In an interview about her books, Allen says “Women were on the ground floor of film. Without the legacy of the silent films to prove that, their whole story would be lost. The whole empowerment of women filmmakers would be lost. They're not taking anything from anybody, they're just taking back what was already theirs.”

Media Shapes Culture

Allen’s first published book this year, Screening Europe in Australasia, follows the production of silent films and the way those films traveled across continents. While Allen was researching Asta Nielsen (silent film star and producer), she found a speech that Brandis (Danish intellectual) gave during a birthday party for Asta. He said “[Asta is so famous that] the wings of the dawn have carried her name to the ends of the earth.”

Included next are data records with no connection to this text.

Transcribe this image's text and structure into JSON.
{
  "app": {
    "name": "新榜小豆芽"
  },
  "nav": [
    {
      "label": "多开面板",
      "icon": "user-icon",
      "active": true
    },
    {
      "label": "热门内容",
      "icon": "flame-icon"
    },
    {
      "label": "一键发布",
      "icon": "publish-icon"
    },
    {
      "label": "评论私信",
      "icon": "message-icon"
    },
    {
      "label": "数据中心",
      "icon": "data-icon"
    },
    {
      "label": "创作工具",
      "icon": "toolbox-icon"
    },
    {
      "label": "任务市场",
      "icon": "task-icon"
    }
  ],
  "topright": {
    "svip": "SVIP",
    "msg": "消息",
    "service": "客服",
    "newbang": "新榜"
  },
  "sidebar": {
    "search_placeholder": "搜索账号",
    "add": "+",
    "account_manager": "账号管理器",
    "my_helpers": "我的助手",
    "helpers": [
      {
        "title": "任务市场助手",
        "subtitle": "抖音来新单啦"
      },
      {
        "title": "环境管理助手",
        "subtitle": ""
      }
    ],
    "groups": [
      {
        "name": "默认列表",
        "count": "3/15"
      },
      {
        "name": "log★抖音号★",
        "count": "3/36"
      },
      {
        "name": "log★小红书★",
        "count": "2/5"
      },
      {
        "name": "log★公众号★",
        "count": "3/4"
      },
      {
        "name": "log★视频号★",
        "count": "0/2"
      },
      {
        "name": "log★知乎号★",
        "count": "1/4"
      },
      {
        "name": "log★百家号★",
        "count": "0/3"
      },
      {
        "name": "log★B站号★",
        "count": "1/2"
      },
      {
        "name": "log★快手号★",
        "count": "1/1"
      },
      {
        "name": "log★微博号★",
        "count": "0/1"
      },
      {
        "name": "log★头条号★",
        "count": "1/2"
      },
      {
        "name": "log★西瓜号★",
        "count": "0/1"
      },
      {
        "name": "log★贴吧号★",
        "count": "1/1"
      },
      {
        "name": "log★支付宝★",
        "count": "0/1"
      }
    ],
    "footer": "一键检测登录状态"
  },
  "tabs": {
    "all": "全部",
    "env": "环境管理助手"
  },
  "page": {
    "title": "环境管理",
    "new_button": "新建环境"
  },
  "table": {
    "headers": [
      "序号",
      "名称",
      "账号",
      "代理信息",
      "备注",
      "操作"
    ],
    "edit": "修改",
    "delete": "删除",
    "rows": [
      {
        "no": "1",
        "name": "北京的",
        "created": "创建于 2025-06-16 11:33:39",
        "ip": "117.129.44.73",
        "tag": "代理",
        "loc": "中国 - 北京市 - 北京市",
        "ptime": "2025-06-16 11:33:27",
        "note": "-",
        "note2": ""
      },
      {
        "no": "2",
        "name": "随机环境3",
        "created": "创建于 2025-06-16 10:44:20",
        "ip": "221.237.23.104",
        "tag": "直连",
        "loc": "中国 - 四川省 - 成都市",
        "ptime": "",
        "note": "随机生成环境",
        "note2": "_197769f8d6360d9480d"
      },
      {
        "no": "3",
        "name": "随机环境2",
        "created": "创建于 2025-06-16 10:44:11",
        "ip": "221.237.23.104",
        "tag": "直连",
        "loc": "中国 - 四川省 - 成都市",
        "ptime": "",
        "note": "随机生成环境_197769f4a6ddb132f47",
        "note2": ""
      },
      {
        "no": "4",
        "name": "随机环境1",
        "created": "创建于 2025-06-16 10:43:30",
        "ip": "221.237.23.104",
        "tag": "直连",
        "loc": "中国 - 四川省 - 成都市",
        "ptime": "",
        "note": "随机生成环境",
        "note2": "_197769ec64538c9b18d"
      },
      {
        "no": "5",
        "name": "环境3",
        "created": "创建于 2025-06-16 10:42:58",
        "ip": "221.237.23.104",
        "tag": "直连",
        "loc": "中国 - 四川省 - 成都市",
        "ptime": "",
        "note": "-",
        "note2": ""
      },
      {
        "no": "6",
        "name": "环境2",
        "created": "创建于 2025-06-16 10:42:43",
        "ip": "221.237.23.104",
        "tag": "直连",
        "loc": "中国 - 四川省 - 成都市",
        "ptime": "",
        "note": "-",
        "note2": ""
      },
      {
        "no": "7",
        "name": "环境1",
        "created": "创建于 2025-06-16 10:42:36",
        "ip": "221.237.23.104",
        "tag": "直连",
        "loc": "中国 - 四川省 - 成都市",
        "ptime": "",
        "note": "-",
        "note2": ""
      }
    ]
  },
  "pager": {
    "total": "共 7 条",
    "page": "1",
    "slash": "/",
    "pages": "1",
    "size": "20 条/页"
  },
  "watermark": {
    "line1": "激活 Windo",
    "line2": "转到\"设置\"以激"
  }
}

Feeling skeptical about this claim, Allen decided to investigate it. Since Australia is the farthest place on earth from Denmark, Allen thought it qualified as “the ends of the earth”. She then utilized digitized newspaper archives from Australia to see if the general public knew anything about Asta. Allen found out that Asta was, in fact, a household name in Australia. She excitedly continued researching which silent films made it to Australia and New Zealand, and the idea for her book Screening Europe in Australasia was born.

Allen says, “Film was really influential for people, how they dressed, how they interact with each other, gender roles, value norms, all that is conveyed through film.” Because Australia and New Zealand were brand new independent countries around the turn of the century, they were looking for answers to their cultural identities and their identities on the global stage. Silent films from Europe helped fill the gap in understanding what it meant for them to be their own nations.

Asta dagmarteatret feb1905
Asta Nielsen reclining on a stool. Photo taken February 1905.
Photo by Danish Film Institue

Preserving Asta's Voice

Allen’s second published book this year, The Silent Muse (a translation of Asta’s autobiography), was a labor of love. Allen wanted to honor the 50th anniversary of Asta’s death by translating Asta’s own words about her life and work. Allen added footnotes to Asta’s memoir describing the cultural setting as well as Easter eggs about Asta’s life that Allen knew from her extensive background studying Germany, Denmark, and the silent film era.

The Silent Muse follows Asta’s memories of her life and career in film, not only as a star on screen but as a producer and director too. Asta faced personal struggles with love and political unrest, but always strove to innovate and create great art. Allen justified her translation choices, saying, “I really tried to preserve [Asta’s] voice. She's telling her story from her own angle. And I think that's really special, especially given that she's an eye witness to this incredibly important period of [silent] film history.”

Is Silent Film Still Relevant?

In the 1970s, the creation of the silent film festival brought these films back into popularity. “And people recognize that there's a completely different way of reading these films,” Allen says, “because silent films weren't silent. They're always accompanied by music. You have this really phenomenal interplay between the film and the particular musician, pianist or orchestra that's accompanying the film. To be there with a full orchestra playing to a film that has no words in it—but you feel the feelings anyway through their music.” These films preserve the artistic work of Asta Neilson and her female contemporaries in improving silent film, and are still worth exploring today.

Screening Europe in Australasia and the Silent Muse are both available for purchase through Amazon and independent booksellers.